The Police Advisory Panel held its community forums this weekend — one in Newtown addressing African-Americans and the other in Park East addressing Hispanics.
The purpose was to see if the Sarasota Police Department treated poor minorities differently than middle- and upper-class whites. This includes treating them differently on calls for help, when they are being questioned and/or during arrests and when they file complaints about officers.
The Police Advisory Panel debated whether to hold the forums, because it didn’t want to get mired in too many unsubstantiated complaints about police treatment from years past.
The organizers of the Newtown forum, held April 8, at the Robert L. Taylor Community Complex, made it clear they wanted to find positive ways to have a better relationship with the police department.
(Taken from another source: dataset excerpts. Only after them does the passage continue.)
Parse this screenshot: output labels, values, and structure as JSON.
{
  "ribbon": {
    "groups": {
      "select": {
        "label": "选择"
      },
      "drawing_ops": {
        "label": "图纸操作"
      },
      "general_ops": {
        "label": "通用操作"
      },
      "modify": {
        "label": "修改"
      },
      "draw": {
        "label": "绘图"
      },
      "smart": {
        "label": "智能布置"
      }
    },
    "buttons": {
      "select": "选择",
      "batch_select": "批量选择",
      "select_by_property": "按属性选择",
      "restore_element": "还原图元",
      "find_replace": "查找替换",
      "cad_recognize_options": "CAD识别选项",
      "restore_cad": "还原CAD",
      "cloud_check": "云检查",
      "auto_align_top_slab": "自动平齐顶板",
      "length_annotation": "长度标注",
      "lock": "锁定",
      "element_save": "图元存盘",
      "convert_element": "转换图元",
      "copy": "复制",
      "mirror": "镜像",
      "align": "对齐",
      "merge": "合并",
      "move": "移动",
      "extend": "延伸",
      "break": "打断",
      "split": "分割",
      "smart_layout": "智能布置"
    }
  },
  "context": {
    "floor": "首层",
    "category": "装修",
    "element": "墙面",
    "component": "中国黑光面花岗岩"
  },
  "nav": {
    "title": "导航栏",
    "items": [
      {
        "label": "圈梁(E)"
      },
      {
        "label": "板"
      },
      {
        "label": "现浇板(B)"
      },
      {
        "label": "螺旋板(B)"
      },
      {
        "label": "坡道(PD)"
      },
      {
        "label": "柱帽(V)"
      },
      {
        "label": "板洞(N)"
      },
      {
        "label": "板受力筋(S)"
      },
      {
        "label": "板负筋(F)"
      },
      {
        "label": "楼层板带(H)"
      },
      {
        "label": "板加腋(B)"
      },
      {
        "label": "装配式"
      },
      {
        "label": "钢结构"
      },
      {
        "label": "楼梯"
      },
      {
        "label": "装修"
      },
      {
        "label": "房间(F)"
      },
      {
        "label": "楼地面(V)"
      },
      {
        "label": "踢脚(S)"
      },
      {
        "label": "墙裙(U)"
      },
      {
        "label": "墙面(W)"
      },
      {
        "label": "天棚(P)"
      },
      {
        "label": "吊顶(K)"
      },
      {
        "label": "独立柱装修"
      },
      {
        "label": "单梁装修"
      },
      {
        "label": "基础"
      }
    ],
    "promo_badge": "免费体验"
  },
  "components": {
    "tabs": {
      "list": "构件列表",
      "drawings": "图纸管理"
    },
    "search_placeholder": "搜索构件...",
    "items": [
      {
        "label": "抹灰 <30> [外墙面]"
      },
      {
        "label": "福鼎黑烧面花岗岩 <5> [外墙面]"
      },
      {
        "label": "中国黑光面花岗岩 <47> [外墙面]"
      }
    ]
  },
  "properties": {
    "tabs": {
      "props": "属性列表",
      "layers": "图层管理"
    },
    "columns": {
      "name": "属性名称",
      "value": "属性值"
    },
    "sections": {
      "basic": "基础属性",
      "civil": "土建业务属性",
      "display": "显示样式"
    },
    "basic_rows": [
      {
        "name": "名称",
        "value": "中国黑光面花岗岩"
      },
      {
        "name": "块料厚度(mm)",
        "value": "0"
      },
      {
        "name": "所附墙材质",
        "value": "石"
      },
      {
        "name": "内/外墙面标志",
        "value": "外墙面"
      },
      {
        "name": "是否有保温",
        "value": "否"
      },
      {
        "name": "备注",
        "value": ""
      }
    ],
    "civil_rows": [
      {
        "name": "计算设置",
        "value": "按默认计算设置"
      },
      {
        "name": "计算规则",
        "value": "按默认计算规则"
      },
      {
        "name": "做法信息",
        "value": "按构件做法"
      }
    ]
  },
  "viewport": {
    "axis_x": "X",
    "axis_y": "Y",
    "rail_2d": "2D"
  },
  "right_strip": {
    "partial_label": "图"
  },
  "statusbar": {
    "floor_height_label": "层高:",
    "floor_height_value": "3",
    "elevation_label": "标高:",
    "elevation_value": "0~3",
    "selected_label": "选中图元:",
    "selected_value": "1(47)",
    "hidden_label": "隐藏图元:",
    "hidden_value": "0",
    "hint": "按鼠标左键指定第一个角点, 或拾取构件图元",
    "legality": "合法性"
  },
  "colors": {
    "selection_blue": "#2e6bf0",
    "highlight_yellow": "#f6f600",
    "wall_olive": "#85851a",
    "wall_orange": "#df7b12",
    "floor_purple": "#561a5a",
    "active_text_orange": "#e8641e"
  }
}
“This is not a complaint session,” said Gerald Green. “We want to find a solution. Tell us what the problem is so we can tell the powers that be.”
About 40 participants were separated into four groups and were asked to respond to four questions:
• What makes a good police officer?
• What makes a bad police officer?
• What kind of policing does your community want?
• What does respect mean to you?
The respondents said good officers are respectful of the rights of others, treat others as they’d like to be treated and are sincere about their concerns for the community.
Some said they want police officers who are consistent, follow the rules and are more involved in Newtown activities.
Several residents said community members are as much to blame as the department for a breakdown in relations with police officers.
One woman said more neighborhood residents need to give information to officers, so they can help combat crime. Many are afraid to be labeled snitches and be subject to retaliation.
Another referred to a common double standard.
“We need to stop talking out of both sides of our mouths,” she said. “We can’t call them to do their jobs and then cry foul play when they do their jobs against someone in our families.”
Forum organizers asked residents if having more black officers on the force would help relations.
The most common response was that it didn’t matter what color the officer was, as long as he was fair.
The response from the April 10 forum at the Iglesia de Dios en Victoria church in Park East was similar to the Newtown forum.
“The community didn’t want to be stereotyped,” said Adam Tebrugge, panel vice chairman. “They wanted the officers to know that there are significant cultural differences between Mexico, Cuba, Central America and South America.”
The 40 to 50 participants in Park East said they want to get to know officers better, but some admitted to being afraid to call police, even in emergencies, because of immigration enforcement.
“Both were good meetings with a positive point of view,” said Susan Chapman, panel chairwoman. “(Citizens) want the officers to know who are the law-abiding people in their communities.”